Chapter 45 #2

“Lady Nyleeria,” he whispered in my ear, the words holding a strange hesitation.

Pulling back a fraction, I held his deeply honest eyes. “What is it, Kaelun?”

A soft smile tugged at the sides of his mouth. “Your heart,” he said softly, “I’m pleased to see the scar tissue has softened it instead of callusing it.”

My brows furrowed as I looked up at him, trying to understand his meaning.

Then, without a word, he squeezed me a little tighter, and I understood.

He was holding me. And I was holding him. Tears blurred my vision as the ramification settled over me. I’d been afraid of touch. Had viscerally reacted to it so harshly that a part of me had come to believe it was permanent. It was then that I realized I would be okay.

“I’m not broken,” I whispered.

Cautiously, he leaned down and pressed a soft kiss against my cheek. “You never were,” he whispered back, then stepped away, allowing me to claim this truth.

I stood there, feeling… different. Perhaps lighter, like a snake that has shed the layer of skin it no longer needs.

“Ny,” Tarrin said from my side. “You okay?”

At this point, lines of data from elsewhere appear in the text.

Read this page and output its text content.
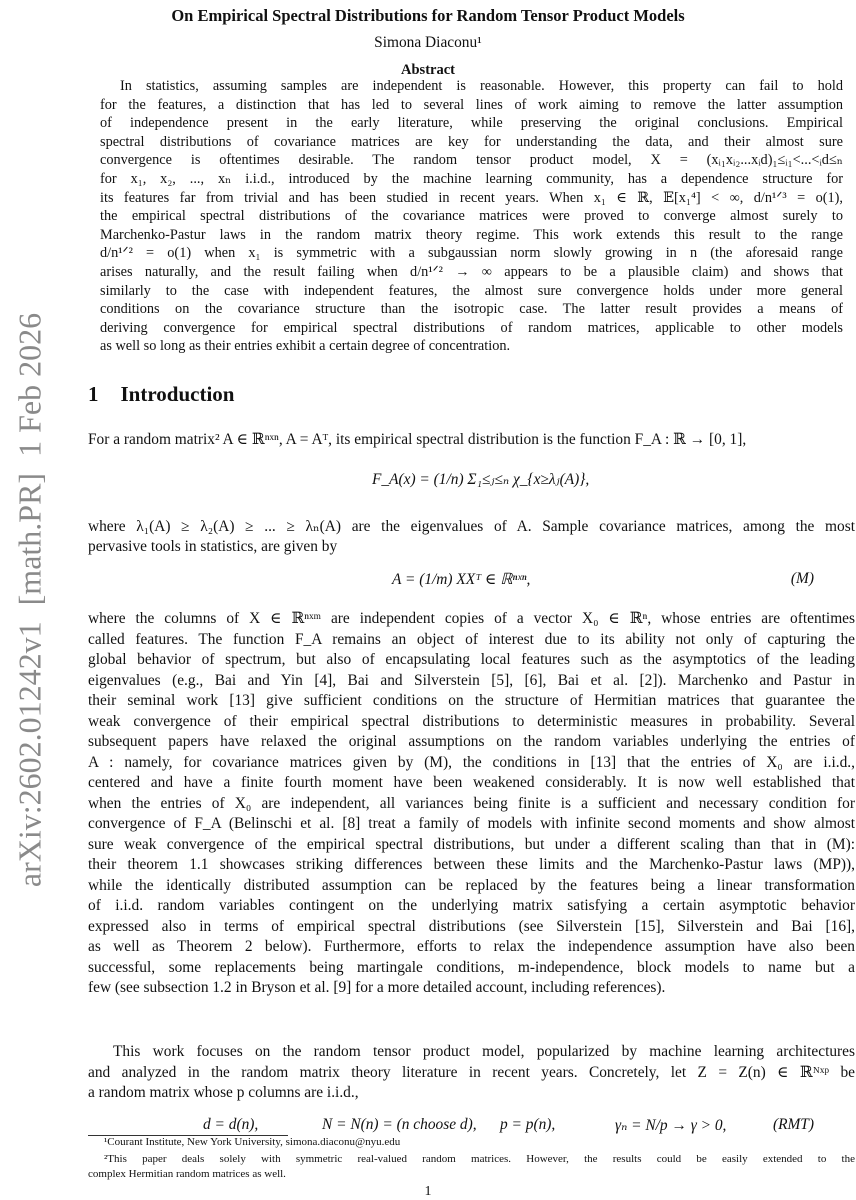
arXiv:2602.01242v1  [math.PR]  1 Feb 2026
On Empirical Spectral Distributions for Random Tensor Product Models
Simona Diaconu¹
Abstract
In statistics, assuming samples are independent is reasonable. However, this property can fail to hold
for the features, a distinction that has led to several lines of work aiming to remove the latter assumption
of independence present in the early literature, while preserving the original conclusions. Empirical
spectral distributions of covariance matrices are key for understanding the data, and their almost sure
convergence is oftentimes desirable. The random tensor product model, X = (xᵢ₁xᵢ₂...xᵢd)₁≤ᵢ₁<...<ᵢd≤ₙ
for x₁, x₂, ..., xₙ i.i.d., introduced by the machine learning community, has a dependence structure for
its features far from trivial and has been studied in recent years. When x₁ ∈ ℝ, 𝔼[x₁⁴] < ∞, d/n¹ᐟ³ = o(1),
the empirical spectral distributions of the covariance matrices were proved to converge almost surely to
Marchenko-Pastur laws in the random matrix theory regime. This work extends this result to the range
d/n¹ᐟ² = o(1) when x₁ is symmetric with a subgaussian norm slowly growing in n (the aforesaid range
arises naturally, and the result failing when d/n¹ᐟ² → ∞ appears to be a plausible claim) and shows that
similarly to the case with independent features, the almost sure convergence holds under more general
conditions on the covariance structure than the isotropic case. The latter result provides a means of
deriving convergence for empirical spectral distributions of random matrices, applicable to other models
as well so long as their entries exhibit a certain degree of concentration.
1 Introduction
For a random matrix² A ∈ ℝⁿˣⁿ, A = Aᵀ, its empirical spectral distribution is the function F_A : ℝ → [0, 1],
F_A(x) = (1/n) Σ₁≤ⱼ≤ₙ χ_{x≥λⱼ(A)},
where λ₁(A) ≥ λ₂(A) ≥ ... ≥ λₙ(A) are the eigenvalues of A. Sample covariance matrices, among the most
pervasive tools in statistics, are given by
A = (1/m) XXᵀ ∈ ℝⁿˣⁿ,	(M)
where the columns of X ∈ ℝⁿˣᵐ are independent copies of a vector X₀ ∈ ℝⁿ, whose entries are oftentimes
called features. The function F_A remains an object of interest due to its ability not only of capturing the
global behavior of spectrum, but also of encapsulating local features such as the asymptotics of the leading
eigenvalues (e.g., Bai and Yin [4], Bai and Silverstein [5], [6], Bai et al. [2]). Marchenko and Pastur in
their seminal work [13] give sufficient conditions on the structure of Hermitian matrices that guarantee the
weak convergence of their empirical spectral distributions to deterministic measures in probability. Several
subsequent papers have relaxed the original assumptions on the random variables underlying the entries of
A : namely, for covariance matrices given by (M), the conditions in [13] that the entries of X₀ are i.i.d.,
centered and have a finite fourth moment have been weakened considerably. It is now well established that
when the entries of X₀ are independent, all variances being finite is a sufficient and necessary condition for
convergence of F_A (Belinschi et al. [8] treat a family of models with infinite second moments and show almost
sure weak convergence of the empirical spectral distributions, but under a different scaling than that in (M):
their theorem 1.1 showcases striking differences between these limits and the Marchenko-Pastur laws (MP)),
while the identically distributed assumption can be replaced by the features being a linear transformation
of i.i.d. random variables contingent on the underlying matrix satisfying a certain asymptotic behavior
expressed also in terms of empirical spectral distributions (see Silverstein [15], Silverstein and Bai [16],
as well as Theorem 2 below). Furthermore, efforts to relax the independence assumption have also been
successful, some replacements being martingale conditions, m-independence, block models to name but a
few (see subsection 1.2 in Bryson et al. [9] for a more detailed account, including references).
This work focuses on the random tensor product model, popularized by machine learning architectures
and analyzed in the random matrix theory literature in recent years. Concretely, let Z = Z(n) ∈ ℝᴺˣᵖ be
a random matrix whose p columns are i.i.d.,
d = d(n),	N = N(n) = (n choose d), p = p(n),	γₙ = N/p → γ > 0,	(RMT)
¹Courant Institute, New York University, simona.diaconu@nyu.edu
²This paper deals solely with symmetric real-valued random matrices. However, the results could be easily extended to the
complex Hermitian random matrices as well.
1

Nodding, twin tears slipping down my cheeks. “Yeah, I think I am.” He smiled, and for the first time since he’d come back into my life, he looked hopeful.

Wiping my face dry, I focused in on the brothers who were pulling away from their own embrace.

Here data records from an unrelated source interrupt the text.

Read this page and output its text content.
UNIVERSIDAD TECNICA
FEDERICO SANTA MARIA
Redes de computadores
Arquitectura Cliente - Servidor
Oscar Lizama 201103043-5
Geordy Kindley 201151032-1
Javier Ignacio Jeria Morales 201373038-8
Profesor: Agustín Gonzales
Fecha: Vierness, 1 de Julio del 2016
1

I looked past the trees to where Kaelun had emerged and focused on my fae hearing for Artton, but I came up empty.

Fear gripped my heart as I turned to Kaelun.

“Where is he?” I asked, voice betraying my fear.

He shook his head, and the joyous relief slipped from his face, replaced with something darker. Kaelun looked at his brother apologetically, and my hand flew to my chest, clutching my bandolier as I braced myself. “I’m sorry, Sir,” he began, and my heart plummeting from the formality.

“Go on, soldier,” Sidrick said, as if knowing he needed to anchor to his commander—not his brother—to share this news.

Kaelun swallowed and shifted uncomfortably before finally speaking again. “They have him, Sir. They have Artton.”

The world spun around me.

“Explain,” Sidrick commanded.

“I’m not sure I know how, Sir. We kept them from following, though—I see we did a poor job,” he said, looking past us at the valley littered with bodies.

“They didn’t follow us,” his commander offered, “they appeared out of nowhere.”

Kaelun nodded, soaking in this information, and I had to stop myself from demanding answers—stat. Clearly my shadow was feeling the effects of shock, something I was all too familiar with, and getting upset wouldn’t help.

“Everything happened so fast,” he finally continued, “one moment we were holding our own—no, more than that, we were about to break through their defenses. Then the next, the commander had some sort of arrow lodged into his shoulder just below the clavicle here.” He pointed to his chest, about three fingers below the collarbone.

I winced, personally knowing how much that hurt. But it wasn’t fatal.

“I couldn’t sense where it came from, or that it possessed magic, so I ripped it out.”

I closed my eyes, hearing Endymion’s instructions in my mind as we’d carefully removed a similar object, courtesy of the Autumn Court’s experiments.

“Just like that”—he snapped his fingers—"his magic slipped away as if he’d never had any. He ordered me to valen away and find you. I did as he asked, but I watched from a distance first. They took him, Sir. That’s when I left to find you."

My eyes snapped to his. “Did it paralyze him?”

“Did what paralyze him?”

“The arrow,” I said more forcefully than I meant to.

Confused, Kaelun shook his head. “No. It just cut him off from the Mother.”

“Thank the gods,” I breathed.

“What is it?” Sidrick asked.

“It means he’s alive. The arrow Endymion and I took was laced with a paralytic that’s used to torture someone before it kills them,” I explained.

“Wait, you got shot with an arrow?” Tarrin said.

“It was more of a bolt.” I shrugged.

“Seriously?”

“Yes, Tarrin. Seriously.”

“Well, then I’m assuming death arrows—sorry, bolts,” he added, giving me a hard look, “aren’t the best option when they want you alive.”

“I’d have to agree with Tarrin here,” Sidrick said, “and now that we know they have the capability to render us powerless, we have to get out of her.”

“Wait!” I protested. “We can’t just leave Artton—they’ll kill him.”

Sidrick shook his head. “No, they won’t. If it were Tarrin or Kaelun, yes. You? Not until they got what they wanted. But Artton and me…” He shook his head again. “Let’s just say that Wymond isn’t stupid enough to kill one of Caius’ commanders.”

“Just capture and torture them,” I mumbled.

“Yes. But remember, Artton can’t physically give away any court secrets.”

“That’s not as comforting as you think it is, Sidrick,” I shot back.

“Either way, we need to get back home. The sooner we do, the sooner Wymond will be forced to release him,” Sidrick said, and although it was the only sane path forward, it didn’t stop me from feeling sick to my stomach over abandoning Artton.